Report: Advisors, Profs Created 18 Years of Academic Fraud at UNC

UNCFor 18 years, academic advisors at the University
of North Carolina at Chapel Hill pushed athletes to enroll in
“shadow courses” that never actually met and only required
participants to write an end-of-term paper—a paper that was never
graded or even read.

The latest report on the long-running con in UNC’s Department of
African and Afro-American Studies pins much of the blame on Deborah
Crowder, who managed the department until 2011. From the

News & Observer
:

“Between 1993 and 2011, Crowder and Nyang’oro developed and ran
a ‘shadow curriculum’ within the AFAM Department that provided
students with academically flawed instruction through the offering
of ‘paper classes,’” the report said. “These were classes that
involved no interaction with a faculty member, required no class
attendance or course work other than a single paper, and resulted
in consistently high grades that Crowder awarded without reading
the papers or otherwise evaluating their true quality.”
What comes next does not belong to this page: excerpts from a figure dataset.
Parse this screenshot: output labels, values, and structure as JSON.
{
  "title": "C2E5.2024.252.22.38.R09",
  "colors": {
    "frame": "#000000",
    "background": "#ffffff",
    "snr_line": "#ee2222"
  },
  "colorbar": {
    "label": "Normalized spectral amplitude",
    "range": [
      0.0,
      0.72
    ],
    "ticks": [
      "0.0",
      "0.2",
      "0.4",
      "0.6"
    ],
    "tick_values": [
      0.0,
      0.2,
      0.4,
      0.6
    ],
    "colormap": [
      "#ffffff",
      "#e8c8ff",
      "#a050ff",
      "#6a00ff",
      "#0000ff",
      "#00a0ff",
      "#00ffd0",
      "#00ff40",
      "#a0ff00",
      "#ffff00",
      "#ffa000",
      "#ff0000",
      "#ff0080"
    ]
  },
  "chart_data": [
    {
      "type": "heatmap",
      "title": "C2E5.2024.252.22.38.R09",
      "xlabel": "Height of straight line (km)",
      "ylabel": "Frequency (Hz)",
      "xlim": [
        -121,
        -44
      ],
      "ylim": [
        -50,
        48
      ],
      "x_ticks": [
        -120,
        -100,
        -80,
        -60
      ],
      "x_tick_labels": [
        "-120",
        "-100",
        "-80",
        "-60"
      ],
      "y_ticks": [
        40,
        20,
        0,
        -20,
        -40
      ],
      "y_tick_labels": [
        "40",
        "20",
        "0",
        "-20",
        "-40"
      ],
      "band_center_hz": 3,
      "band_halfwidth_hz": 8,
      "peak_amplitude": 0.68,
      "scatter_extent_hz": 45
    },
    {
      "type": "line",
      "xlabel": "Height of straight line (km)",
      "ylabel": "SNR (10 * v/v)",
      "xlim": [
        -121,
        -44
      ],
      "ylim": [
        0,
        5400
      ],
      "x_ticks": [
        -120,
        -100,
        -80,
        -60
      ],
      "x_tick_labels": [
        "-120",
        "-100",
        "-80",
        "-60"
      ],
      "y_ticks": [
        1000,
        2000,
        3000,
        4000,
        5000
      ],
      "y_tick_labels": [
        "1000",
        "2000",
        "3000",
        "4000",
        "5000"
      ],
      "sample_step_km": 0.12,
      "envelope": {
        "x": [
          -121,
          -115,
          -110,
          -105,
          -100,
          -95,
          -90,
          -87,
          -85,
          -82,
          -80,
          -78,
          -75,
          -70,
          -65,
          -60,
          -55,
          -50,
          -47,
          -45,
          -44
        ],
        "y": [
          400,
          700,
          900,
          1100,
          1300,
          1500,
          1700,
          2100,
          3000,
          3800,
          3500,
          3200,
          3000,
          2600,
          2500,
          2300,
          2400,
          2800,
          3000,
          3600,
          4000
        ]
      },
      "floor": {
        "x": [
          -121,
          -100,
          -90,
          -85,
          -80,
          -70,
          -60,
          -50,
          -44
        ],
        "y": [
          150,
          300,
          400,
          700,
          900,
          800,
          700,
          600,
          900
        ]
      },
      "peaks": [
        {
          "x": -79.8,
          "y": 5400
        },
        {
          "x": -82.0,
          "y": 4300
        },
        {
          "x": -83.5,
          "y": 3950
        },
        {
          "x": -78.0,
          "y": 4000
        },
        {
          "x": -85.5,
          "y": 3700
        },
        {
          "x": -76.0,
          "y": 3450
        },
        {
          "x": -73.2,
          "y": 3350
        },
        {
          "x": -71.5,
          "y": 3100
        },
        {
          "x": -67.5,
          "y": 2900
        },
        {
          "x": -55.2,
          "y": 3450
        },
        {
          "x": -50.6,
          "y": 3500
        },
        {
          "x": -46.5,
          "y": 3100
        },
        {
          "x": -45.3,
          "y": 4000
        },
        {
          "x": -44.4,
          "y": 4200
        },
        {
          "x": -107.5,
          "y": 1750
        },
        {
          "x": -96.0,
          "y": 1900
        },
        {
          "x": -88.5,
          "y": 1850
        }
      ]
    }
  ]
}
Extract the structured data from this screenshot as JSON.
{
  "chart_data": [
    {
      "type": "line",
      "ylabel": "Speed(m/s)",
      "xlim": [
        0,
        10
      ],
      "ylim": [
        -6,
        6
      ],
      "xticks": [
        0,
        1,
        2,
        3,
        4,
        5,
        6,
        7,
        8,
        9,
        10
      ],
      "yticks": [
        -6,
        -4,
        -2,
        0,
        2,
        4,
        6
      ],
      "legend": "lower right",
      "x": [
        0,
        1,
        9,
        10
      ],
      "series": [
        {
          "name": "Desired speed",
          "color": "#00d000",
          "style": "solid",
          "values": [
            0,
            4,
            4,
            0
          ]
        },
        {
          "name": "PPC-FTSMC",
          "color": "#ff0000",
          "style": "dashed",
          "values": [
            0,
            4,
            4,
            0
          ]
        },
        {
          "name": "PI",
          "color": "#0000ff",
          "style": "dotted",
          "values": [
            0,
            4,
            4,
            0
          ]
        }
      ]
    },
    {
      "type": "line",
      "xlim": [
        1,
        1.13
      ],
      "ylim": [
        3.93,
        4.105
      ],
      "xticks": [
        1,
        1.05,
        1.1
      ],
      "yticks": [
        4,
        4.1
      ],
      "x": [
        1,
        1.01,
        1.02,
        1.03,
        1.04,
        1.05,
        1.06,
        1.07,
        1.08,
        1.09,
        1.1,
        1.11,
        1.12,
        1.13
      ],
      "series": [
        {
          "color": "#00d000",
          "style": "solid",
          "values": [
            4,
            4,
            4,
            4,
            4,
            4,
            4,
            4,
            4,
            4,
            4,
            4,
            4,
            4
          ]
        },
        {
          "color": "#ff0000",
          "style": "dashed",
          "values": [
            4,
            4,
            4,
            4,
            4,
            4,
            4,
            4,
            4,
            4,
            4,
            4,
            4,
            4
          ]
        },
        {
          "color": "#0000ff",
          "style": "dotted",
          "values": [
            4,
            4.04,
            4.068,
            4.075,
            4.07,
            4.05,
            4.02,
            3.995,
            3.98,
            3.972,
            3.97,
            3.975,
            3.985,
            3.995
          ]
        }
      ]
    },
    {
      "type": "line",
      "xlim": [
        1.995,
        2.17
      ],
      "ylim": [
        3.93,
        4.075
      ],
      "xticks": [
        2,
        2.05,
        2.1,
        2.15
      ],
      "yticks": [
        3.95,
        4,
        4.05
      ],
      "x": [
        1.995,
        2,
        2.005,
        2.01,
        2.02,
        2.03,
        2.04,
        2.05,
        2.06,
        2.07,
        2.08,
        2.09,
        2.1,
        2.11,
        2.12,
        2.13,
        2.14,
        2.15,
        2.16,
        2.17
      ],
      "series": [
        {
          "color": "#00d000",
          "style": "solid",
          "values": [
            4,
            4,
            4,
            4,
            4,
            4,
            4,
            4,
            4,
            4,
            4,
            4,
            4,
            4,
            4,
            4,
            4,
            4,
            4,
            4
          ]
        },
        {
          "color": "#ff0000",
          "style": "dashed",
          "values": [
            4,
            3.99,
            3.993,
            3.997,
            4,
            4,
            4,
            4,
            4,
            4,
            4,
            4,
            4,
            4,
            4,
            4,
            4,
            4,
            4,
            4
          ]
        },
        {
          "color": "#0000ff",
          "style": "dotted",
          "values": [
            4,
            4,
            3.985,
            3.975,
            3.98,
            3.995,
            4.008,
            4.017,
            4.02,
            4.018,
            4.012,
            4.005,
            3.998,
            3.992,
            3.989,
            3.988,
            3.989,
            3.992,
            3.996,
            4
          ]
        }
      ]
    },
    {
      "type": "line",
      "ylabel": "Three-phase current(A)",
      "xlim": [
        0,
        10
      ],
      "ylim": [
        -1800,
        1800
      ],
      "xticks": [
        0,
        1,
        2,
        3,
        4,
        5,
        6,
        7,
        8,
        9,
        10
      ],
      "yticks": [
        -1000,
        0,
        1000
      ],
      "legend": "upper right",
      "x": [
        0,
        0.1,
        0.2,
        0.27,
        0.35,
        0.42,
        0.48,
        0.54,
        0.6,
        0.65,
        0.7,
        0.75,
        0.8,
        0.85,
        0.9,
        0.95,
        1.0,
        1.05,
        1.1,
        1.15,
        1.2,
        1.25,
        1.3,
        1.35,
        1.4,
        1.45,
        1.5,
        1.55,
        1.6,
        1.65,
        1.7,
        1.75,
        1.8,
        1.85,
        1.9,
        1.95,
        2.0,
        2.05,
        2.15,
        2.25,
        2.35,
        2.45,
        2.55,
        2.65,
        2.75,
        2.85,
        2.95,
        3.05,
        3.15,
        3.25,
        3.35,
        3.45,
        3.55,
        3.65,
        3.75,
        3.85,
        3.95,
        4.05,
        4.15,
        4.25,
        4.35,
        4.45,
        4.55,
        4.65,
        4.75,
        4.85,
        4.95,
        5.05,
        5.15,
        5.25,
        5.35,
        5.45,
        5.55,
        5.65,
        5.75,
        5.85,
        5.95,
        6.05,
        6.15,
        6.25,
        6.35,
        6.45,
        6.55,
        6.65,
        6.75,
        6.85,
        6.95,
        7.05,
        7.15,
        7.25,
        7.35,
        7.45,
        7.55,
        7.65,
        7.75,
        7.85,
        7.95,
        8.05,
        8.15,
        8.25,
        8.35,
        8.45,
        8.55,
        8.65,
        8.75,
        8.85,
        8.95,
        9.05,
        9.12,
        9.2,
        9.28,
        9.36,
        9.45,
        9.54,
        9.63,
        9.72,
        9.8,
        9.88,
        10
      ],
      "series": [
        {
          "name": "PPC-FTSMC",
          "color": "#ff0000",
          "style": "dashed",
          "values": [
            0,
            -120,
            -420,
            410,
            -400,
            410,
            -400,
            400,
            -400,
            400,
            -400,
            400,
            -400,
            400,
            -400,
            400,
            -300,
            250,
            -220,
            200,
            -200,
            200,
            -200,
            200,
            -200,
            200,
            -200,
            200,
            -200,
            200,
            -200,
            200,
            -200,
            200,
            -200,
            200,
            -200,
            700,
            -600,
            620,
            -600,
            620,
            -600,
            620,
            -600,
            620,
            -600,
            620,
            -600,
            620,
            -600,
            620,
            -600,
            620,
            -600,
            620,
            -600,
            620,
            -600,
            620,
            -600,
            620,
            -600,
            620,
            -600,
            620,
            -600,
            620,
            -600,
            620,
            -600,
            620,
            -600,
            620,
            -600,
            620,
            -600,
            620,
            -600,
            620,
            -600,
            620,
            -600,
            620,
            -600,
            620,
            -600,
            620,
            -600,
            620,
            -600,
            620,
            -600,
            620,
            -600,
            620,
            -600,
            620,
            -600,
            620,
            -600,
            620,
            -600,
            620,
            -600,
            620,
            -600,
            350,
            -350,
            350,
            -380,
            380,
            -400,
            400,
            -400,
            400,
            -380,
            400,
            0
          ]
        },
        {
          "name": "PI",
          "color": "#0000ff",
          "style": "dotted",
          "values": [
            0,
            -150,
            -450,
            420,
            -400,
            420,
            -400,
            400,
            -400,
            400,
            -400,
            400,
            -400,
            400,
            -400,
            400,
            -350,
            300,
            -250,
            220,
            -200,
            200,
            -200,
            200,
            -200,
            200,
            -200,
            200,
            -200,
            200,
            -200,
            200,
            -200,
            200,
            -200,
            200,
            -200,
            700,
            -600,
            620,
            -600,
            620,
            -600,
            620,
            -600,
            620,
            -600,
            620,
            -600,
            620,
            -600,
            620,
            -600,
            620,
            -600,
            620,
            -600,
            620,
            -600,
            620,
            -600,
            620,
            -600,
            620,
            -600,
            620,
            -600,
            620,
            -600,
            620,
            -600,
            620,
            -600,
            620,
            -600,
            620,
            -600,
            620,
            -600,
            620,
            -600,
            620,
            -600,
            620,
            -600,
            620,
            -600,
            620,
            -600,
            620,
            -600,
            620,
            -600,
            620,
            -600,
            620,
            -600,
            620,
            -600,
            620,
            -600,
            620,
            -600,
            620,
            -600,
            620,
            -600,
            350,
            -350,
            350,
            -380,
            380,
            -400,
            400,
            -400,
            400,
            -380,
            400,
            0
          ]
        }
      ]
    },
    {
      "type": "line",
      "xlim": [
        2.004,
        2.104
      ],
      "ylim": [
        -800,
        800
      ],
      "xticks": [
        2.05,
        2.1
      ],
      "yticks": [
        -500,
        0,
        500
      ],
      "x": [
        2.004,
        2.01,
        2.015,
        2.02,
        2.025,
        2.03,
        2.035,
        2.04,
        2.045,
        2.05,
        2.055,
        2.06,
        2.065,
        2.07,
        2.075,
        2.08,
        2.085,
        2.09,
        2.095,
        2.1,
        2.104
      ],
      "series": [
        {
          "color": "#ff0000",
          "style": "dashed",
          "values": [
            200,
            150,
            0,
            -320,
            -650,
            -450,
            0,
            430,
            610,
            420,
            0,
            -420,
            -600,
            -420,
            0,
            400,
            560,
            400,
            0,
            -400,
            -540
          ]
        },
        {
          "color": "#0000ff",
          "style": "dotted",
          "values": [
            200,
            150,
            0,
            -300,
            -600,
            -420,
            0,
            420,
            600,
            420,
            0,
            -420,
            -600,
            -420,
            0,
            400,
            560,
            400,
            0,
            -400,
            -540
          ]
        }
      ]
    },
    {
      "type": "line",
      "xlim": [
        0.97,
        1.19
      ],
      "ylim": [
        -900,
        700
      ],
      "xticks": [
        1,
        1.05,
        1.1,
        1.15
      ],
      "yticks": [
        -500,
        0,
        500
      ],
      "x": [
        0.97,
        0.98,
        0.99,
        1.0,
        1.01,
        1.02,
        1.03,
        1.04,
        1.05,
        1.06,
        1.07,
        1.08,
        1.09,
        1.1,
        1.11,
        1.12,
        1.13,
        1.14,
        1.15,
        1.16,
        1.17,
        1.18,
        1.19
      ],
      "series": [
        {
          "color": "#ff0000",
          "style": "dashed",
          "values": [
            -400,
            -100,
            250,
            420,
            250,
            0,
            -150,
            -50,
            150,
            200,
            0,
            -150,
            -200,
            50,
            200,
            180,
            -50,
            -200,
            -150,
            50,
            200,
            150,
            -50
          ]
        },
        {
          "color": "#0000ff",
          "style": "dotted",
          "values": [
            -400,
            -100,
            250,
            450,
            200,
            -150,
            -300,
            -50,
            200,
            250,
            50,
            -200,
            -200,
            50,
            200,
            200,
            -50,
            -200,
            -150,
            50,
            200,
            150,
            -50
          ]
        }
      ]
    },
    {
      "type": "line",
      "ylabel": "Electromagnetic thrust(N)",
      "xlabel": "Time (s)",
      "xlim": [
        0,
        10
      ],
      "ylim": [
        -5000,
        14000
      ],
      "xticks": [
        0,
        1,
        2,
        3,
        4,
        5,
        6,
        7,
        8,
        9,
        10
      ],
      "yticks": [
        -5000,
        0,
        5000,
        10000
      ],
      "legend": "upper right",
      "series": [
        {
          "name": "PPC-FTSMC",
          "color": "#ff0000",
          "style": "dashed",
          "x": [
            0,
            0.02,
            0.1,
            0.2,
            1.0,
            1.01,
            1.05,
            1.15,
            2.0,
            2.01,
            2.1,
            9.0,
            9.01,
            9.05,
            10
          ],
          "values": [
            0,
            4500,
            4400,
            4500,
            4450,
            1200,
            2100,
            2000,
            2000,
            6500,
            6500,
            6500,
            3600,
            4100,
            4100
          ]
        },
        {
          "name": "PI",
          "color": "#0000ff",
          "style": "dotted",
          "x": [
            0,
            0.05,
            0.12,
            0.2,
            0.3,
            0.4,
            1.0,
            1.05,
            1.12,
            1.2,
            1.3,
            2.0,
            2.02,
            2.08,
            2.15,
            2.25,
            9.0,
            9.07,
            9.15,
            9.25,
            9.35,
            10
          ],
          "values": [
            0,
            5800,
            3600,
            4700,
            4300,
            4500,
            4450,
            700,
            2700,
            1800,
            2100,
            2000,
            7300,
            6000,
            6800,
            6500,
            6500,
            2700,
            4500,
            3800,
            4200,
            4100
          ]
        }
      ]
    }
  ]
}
Two counselors even suggested to Crowder what grades to give to
the athletes.

The report did not find significant fault with university or
athletic leadership. UNC President Tom Ross and Chancellor Carol
Folt expressed “disappointment” that some people in the campus
community knew about the scope of the problem but did nothing about
it for years.

The fact that this deception involved so many students and
advisors over so many years is staggering. One wonders whether the
athletic-industrial complex was particularly bad at UNC, or whether
similar frauds are ongoing at other public institutions of higher
learning.

The college bubble better hurry up and pop, huh?